Proprietários de F-150 processam Ford por V8 com consumo excessivo de óleo.

O motor V8 Coyote de 5.0 litros da Ford construiu uma reputação sólida como um dos motores mais confiáveis e amados pelos entusiastas no mundo das picapes. Conhecido por sua durabilidade e desempenho robusto, ele equipa milhares de picapes F-150, tornando-se uma escolha popular entre aqueles que exigem potência e longevidade de seus veículos. No entanto, essa reputação impecável está agora sob ataque. O motor Coyote é o pivô de uma ação judicial coletiva que alega exatamente o oposto: que certas F-150 estão queimando óleo em taxas alarmantes, por vezes, mais rapidamente do que consomem gasolina.
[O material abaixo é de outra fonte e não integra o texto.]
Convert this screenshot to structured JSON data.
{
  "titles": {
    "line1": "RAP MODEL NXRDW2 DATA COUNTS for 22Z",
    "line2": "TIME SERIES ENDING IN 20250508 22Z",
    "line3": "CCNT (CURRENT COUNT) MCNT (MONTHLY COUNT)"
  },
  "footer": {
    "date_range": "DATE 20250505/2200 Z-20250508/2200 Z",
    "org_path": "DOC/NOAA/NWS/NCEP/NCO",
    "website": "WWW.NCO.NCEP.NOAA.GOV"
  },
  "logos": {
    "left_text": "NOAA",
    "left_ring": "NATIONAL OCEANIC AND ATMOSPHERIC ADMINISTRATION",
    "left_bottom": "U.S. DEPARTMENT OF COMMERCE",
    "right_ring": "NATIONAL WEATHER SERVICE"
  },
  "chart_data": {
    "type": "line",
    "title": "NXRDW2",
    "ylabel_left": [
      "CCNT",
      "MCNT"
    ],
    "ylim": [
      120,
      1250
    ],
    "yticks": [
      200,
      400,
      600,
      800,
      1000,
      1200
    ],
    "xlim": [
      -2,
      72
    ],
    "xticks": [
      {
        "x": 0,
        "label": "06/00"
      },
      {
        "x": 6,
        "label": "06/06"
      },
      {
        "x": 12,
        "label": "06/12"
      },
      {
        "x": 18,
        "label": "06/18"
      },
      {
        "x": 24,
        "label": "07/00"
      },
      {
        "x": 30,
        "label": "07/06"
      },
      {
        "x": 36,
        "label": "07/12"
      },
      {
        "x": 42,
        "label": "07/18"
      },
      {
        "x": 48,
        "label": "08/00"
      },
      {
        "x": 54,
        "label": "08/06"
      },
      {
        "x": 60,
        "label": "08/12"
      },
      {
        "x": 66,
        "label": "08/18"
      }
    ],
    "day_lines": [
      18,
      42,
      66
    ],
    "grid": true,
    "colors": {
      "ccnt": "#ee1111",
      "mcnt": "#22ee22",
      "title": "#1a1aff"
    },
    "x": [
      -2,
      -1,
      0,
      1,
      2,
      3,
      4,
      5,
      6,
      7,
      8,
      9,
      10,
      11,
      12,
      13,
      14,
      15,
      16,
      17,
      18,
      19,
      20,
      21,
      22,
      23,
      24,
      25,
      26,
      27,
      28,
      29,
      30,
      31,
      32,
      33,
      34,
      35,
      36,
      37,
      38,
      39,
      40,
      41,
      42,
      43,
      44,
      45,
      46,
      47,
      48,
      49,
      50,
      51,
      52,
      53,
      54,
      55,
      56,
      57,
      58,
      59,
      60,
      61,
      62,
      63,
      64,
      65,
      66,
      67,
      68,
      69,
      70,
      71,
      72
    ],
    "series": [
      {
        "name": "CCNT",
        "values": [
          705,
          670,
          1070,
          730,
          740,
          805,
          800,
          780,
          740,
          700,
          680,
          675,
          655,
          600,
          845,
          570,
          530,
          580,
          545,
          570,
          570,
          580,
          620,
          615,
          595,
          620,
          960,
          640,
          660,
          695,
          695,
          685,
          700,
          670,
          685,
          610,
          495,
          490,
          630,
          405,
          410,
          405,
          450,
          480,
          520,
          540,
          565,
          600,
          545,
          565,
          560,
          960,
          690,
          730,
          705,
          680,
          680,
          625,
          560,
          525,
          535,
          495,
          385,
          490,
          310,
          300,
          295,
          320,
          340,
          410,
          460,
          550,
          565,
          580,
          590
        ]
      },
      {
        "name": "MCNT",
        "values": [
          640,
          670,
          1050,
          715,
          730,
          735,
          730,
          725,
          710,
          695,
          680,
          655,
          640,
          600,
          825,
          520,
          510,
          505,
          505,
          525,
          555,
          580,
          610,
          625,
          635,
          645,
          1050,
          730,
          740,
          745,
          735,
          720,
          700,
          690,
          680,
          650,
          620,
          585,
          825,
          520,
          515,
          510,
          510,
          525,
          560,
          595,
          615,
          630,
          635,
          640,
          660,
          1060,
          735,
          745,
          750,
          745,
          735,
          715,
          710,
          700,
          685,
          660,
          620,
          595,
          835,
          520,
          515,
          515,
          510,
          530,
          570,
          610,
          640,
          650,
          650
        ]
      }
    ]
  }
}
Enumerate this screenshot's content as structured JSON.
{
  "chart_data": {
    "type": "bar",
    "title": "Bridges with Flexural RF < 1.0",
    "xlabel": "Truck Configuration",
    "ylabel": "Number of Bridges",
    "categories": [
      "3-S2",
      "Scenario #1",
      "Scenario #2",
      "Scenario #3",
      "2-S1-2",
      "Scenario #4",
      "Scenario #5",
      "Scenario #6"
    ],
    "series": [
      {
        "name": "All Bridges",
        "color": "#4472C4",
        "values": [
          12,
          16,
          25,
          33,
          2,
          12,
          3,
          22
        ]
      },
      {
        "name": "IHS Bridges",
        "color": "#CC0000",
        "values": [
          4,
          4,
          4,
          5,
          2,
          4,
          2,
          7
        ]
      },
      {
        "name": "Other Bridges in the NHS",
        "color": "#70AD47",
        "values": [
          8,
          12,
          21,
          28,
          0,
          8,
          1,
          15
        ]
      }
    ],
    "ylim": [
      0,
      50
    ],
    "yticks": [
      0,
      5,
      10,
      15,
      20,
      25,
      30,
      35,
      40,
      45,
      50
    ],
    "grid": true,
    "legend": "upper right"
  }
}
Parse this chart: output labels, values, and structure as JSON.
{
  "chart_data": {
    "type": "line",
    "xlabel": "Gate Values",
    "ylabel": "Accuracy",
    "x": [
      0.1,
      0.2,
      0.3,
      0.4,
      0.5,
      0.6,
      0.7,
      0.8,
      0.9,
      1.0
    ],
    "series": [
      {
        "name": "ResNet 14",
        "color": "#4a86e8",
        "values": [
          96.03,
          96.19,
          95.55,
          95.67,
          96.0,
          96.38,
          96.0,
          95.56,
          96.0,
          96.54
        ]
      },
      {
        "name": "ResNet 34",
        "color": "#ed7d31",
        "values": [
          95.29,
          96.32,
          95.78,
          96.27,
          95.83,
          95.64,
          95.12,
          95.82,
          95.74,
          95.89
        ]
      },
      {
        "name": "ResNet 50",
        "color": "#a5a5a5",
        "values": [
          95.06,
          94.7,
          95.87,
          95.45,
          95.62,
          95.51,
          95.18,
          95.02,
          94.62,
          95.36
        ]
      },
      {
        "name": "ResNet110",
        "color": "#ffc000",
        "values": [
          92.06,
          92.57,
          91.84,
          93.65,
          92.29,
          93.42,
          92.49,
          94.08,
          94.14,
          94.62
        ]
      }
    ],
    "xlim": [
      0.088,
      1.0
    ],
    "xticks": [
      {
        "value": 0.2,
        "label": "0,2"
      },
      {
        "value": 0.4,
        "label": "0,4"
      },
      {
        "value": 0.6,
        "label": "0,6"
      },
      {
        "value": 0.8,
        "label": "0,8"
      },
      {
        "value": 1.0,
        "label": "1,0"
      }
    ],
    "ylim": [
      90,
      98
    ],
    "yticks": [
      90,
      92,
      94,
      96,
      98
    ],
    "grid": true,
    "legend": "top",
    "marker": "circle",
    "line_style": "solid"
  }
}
O processo, movido por proprietários insatisfeitos nos Estados Unidos, alega que a Ford está ciente de um defeito generalizado que leva ao consumo excessivo de óleo nos motores V8 Coyote de 5.0 litros, especificamente em modelos F-150 fabricados entre 2018 e 2020. Os demandantes afirmam que este problema não é apenas um inconveniente menor, mas uma falha séria que pode levar a danos significativos ao motor, perda de desempenho e, em última instância, a custos de reparo exorbitantes que recaem sobre os consumidores. Alguns proprietários relatam a necessidade de adicionar um litro de óleo a cada mil quilômetros, uma frequência que está muito além do que seria considerado um consumo “normal” ou aceitável para um motor moderno.

A ação judicial detalha que a Ford não apenas falhou em divulgar esse defeito aos consumidores, mas também se recusou a honrar as garantias de forma adequada, muitas vezes atribuindo o problema ao ‘uso normal’ ou a fatores externos. Os proprietários que procuram assistência nas concessionárias Ford são frequentemente informados de que o problema não é coberto pela garantia ou que suas queixas são isoladas, apesar da crescente montanha de relatos semelhantes em fóruns online e grupos de redes sociais. A frustração é palpável, com muitos se sentindo enganados por uma marca que antes confiavam cegamente.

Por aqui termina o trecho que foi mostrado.